Les parties ont été avisées que le prononcé public de la décision aurait lieu par mise à disposition au greffe le 15 Mai 2014
ARRÊT
Contradictoire,
Prononcé par mise à disposition au greffe le 15 Mai 2014,
Signé par Madame Christine DEVALETTE, Présidente et Mme Josiane BOMEA, greffier auquel la minute de la décision a été remise par le magistrat signataire.
***
Monsieur [D] [R] et Madame [I] [R] ont souscrit auprès de la SA VIE PLUS devenue SOCIÉTÉ SURAVENIR, par l'intermédiaire de la SOCIÉTÉ AZUR CONSEIL FINANCE, divers contrats d'assurance-vie adossés à des produits financiers mis sur le marché par la SA SOCIÉTÉ GÉNÉRALE et par la SA BNP PARIBAS.
Suite à différentes pertes enregistrées par leurs placements, par exploit d'huissier du 29 mars 2011, Monsieur et Madame [R] ont fait assigner la société SURAVENIR ainsi que leur courtier, la société AZUR CONSEIL FINANCE, devant le Tribunal de Grande Instance de Nice afin d'obtenir, à titre principal, la nullité des contrats souscrits auprès de SURAVENIR et la restitution consécutive des sommes investies sur les contrats, augmentées des intérêts au taux de 7,5 % depuis la date de la souscription.
A titre subsidiaire, ils ont sollicité la condamnation de la société SURAVENIR et de la société AZUR CONSEIL FINANCE à leur verser des dommages-intérêts à hauteur des "pertes subies, arrêtées au 15 novembre 2010" sur les différents contrats.
Par jugement, assorti de l'exécution provisoire, rendu le 15 janvier 2013 le Tribunal de Grande Instance de NICE a :
- révoqué l'ordonnance de clôture, admis les pièces et conclusions déposées ultérieurement à celle-ci et clôturé de nouveau la procédure à l'ouverture des débats, le tout en application de l'article 784 du code de procédure civile.
- débouté Madame [I] [R] et Monsieur [D] [R] de leurs demandes tendant à faire dire nuls les contrats conclus le 14 février 2007 et le 19 avril 2007 avec la SOCIÉTÉ SURAVENIR par l'intermédiaire de la SOCIÉTÉ AZUR CONSEIL FINANCE.
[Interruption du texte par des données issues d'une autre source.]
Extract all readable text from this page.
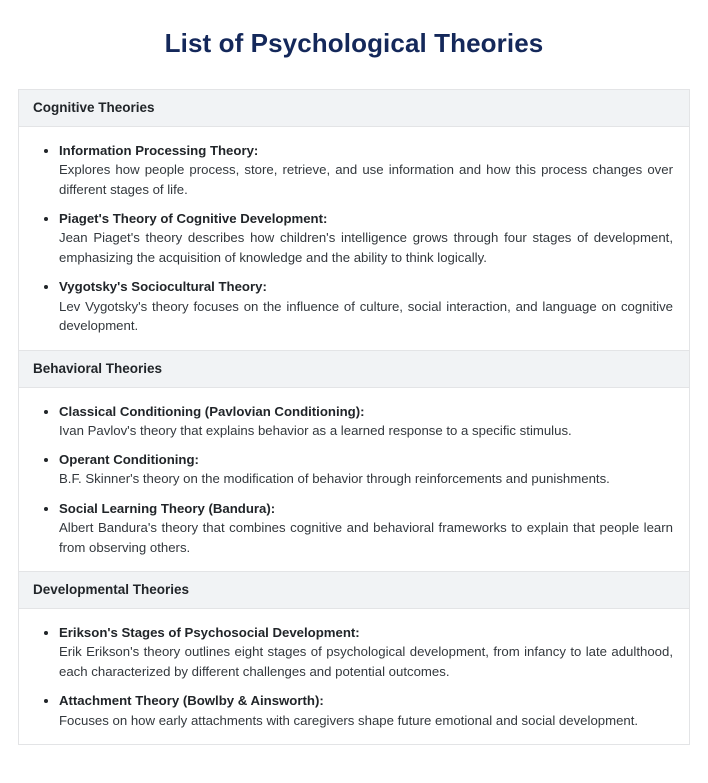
List of Psychological Theories
Cognitive Theories
• Information Processing Theory:
Explores how people process, store, retrieve, and use information and how this process changes over different stages of life.
• Piaget's Theory of Cognitive Development:
Jean Piaget's theory describes how children's intelligence grows through four stages of development, emphasizing the acquisition of knowledge and the ability to think logically.
• Vygotsky's Sociocultural Theory:
Lev Vygotsky's theory focuses on the influence of culture, social interaction, and language on cognitive development.
Behavioral Theories
• Classical Conditioning (Pavlovian Conditioning):
Ivan Pavlov's theory that explains behavior as a learned response to a specific stimulus.
• Operant Conditioning:
B.F. Skinner's theory on the modification of behavior through reinforcements and punishments.
• Social Learning Theory (Bandura):
Albert Bandura's theory that combines cognitive and behavioral frameworks to explain that people learn from observing others.
Developmental Theories
• Erikson's Stages of Psychosocial Development:
Erik Erikson's theory outlines eight stages of psychological development, from infancy to late adulthood, each characterized by different challenges and potential outcomes.
• Attachment Theory (Bowlby & Ainsworth):
Focuses on how early attachments with caregivers shape future emotional and social development.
- dit que la SOCIÉTÉ AZUR CONSEIL FINANCE a commis une faute engageant sa responsabilité sur le fondement de l'article 1147 du code civil à l'égard de Madame [I] [R] et de Monsieur [D] [R] lors de la souscription des contrats du 14 février 2007 et du 19 avril 2007.
- condamné la SOCIÉTÉ AZUR CONSEIL FINANCE à verser à Madame [I] [R] et à Monsieur [D] [R] à titre de dommages et intérêts en réparation de la perte de chance d'échapper aux pertes des capitaux investis les sommes de 40.898,14 euros pour le contrat n° 314202295, 36.604,21 euros pour le contrat n° 314200638 et 37.076,45 euros pour le contrat n° 314702077.
- dit que ces sommes produiront intérêts légaux à compter de ce jour.
- débouté Madame [I] [R] et Monsieur [D] [R] de leurs demandes de dommages et intérêts supplémentaires.
- débouté Madame [I] [R] et Monsieur [D] [R] de leurs demandes de dommages et intérêts formées contre la SOCIETE SURAVENIR.
- rejeté les demandes fondées sur l'article 700 du code de procédure civile.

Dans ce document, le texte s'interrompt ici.